In final remarks, Rep. Cody mentioned that hospital mergers/acquisitions oversight will be an issue with faith-based organizations taking over so many of the state’s hospitals.
The questions were submitted by participants and read by moderators; we don’t know if anyone sent in a question about the West Seattle Bridge – for which state funding is expected to be sought – but the legislators were not asked about it during the meeting. Again, they’ll all be together in an online town hall hosted by Sen.
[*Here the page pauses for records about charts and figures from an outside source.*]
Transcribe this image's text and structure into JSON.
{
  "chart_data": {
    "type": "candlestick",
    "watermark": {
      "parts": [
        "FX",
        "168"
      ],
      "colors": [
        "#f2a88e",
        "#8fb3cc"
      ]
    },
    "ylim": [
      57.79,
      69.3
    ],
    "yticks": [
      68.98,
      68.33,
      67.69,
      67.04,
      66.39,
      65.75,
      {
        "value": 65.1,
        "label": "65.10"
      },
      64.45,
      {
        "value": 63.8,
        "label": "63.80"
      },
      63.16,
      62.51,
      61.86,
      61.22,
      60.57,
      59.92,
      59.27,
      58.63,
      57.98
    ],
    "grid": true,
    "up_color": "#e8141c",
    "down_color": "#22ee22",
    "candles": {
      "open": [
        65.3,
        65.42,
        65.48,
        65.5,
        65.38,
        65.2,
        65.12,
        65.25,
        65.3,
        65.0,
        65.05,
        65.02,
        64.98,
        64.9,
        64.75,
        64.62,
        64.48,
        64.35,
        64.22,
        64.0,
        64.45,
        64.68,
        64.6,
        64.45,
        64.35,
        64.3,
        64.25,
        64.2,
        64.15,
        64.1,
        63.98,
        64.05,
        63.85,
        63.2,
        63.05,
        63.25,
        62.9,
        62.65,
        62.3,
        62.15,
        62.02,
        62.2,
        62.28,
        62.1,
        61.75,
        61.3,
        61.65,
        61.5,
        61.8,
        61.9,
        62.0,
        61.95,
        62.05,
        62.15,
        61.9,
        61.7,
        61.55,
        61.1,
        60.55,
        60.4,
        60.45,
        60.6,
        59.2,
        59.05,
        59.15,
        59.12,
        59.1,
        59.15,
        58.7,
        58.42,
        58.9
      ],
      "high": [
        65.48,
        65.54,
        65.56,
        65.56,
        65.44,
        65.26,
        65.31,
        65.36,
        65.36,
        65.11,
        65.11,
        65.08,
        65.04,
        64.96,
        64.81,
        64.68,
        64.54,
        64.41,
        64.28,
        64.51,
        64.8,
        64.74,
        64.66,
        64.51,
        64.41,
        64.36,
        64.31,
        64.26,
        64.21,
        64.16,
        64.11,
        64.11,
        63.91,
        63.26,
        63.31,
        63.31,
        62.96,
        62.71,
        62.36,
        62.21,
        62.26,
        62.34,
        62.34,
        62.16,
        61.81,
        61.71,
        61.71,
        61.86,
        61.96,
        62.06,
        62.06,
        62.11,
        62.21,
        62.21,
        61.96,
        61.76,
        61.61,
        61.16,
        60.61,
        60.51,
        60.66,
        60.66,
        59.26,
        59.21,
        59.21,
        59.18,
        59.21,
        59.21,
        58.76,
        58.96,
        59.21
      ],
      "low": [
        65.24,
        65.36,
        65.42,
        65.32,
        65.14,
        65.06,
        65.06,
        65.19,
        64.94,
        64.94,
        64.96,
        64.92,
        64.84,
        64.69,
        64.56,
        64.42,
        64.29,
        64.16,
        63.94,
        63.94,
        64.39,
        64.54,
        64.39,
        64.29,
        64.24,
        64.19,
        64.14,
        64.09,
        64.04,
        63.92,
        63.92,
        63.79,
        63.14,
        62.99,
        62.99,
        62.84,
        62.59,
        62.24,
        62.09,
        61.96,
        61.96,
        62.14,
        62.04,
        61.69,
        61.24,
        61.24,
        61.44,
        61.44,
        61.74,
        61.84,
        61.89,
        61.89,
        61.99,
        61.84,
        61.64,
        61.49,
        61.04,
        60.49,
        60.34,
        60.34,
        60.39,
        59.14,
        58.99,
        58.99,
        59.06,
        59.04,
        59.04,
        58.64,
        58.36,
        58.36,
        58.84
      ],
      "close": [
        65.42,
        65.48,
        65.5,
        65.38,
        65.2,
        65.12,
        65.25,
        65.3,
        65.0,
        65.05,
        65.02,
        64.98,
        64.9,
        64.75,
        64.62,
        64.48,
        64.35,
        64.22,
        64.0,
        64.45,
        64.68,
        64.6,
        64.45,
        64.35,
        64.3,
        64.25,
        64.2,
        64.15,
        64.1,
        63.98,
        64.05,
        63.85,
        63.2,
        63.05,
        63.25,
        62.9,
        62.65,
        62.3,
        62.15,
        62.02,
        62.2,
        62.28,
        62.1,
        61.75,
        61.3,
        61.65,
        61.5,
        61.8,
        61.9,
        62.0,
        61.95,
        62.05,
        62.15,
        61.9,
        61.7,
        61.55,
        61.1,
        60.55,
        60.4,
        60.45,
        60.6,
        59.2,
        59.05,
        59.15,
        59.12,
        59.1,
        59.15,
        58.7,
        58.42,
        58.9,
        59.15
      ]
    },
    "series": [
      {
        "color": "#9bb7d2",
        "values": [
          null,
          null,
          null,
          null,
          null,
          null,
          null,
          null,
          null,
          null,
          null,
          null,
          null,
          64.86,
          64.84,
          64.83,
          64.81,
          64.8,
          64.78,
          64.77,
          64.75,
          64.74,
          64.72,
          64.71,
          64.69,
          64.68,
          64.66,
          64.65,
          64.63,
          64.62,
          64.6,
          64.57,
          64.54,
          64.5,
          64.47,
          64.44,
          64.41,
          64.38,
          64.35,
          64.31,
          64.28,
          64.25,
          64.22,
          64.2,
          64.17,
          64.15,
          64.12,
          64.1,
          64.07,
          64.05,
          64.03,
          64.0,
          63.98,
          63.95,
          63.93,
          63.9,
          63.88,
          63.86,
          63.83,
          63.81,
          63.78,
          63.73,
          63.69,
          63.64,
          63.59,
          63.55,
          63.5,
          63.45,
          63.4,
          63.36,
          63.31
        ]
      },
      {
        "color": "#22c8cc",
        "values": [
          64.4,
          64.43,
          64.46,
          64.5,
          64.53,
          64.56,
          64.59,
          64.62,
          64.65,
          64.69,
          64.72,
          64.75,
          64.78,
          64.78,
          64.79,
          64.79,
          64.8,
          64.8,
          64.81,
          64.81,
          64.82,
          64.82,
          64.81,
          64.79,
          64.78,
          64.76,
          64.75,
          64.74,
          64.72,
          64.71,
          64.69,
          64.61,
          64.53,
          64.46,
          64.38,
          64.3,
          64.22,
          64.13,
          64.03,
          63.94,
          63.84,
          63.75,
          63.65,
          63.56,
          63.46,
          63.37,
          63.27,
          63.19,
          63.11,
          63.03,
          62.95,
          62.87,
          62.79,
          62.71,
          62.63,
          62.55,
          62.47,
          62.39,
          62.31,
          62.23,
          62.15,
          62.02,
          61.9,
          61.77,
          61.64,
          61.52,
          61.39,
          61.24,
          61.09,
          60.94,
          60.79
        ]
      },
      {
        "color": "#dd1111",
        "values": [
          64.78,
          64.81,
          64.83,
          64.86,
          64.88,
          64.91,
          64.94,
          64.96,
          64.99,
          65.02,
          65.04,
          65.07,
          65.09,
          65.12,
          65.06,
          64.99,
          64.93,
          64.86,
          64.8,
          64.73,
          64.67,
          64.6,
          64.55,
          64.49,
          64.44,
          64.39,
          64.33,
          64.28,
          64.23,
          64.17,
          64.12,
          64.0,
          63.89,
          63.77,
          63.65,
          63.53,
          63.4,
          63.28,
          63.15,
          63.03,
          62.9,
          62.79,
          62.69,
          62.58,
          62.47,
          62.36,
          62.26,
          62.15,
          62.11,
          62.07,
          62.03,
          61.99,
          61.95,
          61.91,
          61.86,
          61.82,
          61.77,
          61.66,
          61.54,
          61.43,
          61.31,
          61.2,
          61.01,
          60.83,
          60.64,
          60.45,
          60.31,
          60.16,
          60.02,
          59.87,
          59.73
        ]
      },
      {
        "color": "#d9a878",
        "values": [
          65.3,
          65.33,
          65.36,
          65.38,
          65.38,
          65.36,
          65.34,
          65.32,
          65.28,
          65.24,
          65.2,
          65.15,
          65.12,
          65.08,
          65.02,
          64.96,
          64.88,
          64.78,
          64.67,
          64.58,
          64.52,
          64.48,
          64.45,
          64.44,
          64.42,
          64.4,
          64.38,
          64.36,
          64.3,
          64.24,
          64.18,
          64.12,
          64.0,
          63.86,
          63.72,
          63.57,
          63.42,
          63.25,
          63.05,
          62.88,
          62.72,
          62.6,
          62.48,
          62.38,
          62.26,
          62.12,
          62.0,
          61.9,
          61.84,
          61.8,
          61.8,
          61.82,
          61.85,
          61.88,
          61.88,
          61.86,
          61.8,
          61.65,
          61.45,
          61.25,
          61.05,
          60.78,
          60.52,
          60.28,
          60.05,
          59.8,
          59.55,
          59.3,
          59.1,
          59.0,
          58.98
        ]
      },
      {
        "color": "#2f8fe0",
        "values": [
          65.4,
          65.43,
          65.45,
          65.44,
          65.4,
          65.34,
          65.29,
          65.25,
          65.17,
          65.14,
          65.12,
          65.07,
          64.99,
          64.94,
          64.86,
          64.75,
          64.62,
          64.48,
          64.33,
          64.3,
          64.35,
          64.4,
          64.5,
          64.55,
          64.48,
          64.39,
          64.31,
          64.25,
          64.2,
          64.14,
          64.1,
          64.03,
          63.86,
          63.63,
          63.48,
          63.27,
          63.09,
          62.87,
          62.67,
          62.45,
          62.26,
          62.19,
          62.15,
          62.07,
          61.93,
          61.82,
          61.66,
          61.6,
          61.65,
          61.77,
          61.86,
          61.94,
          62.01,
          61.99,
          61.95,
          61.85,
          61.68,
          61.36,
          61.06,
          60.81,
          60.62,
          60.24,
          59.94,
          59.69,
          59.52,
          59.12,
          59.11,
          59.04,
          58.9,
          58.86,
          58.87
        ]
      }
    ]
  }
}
Nguyen – with City Councilmember Lisa Herbold and County Councilmember Joe McDermott joining them – at 6 pm Wednesday (November 18th); the link for participating is in our calendar listing.
Also during Wednesday’s meeting:
MAURY ISLAND NAME: This resolution – explained in the November newsletter – passed.
ELECTION REACTION: King County Executive Dow Constantine voiced gratitude for the passage of Proposition 1, a tax levy for work at Harborview Medical Center. He also spoke about the presidential election and said he’s “relieved that King County will once more have a partner in the White House instead of an adversary,” on issues including climate, housing, anti-racism, re-imagining the legal system, “attacking this scourge of income inequality,” and more.
VETERANS DAY: Several members who are veterans told their stories, starting with Chris Porter, who focused on the history of the holiday, dating back to the declaration of Armistice Day, November 11th, 1919. Benjamin Reilly talked about military service as “a microcosm of American life.” Rob Saka, son of a veteran as well as having served, talked about his family history. He enlisted with the Air Force “within weeks after 9/11.”
ANNOUNCEMENTS: Porter, an elected supervisor with the King Conservation District, mentioned its bareroot-plant sale is under way now (preorder info is here). He also said there will be a KCD position up for election in February.
WHAT’S NEXT: The organization’s next meeting on December 9th will be a virtual holiday party, with some breakout conversations. 34dems.org is where to watch for information.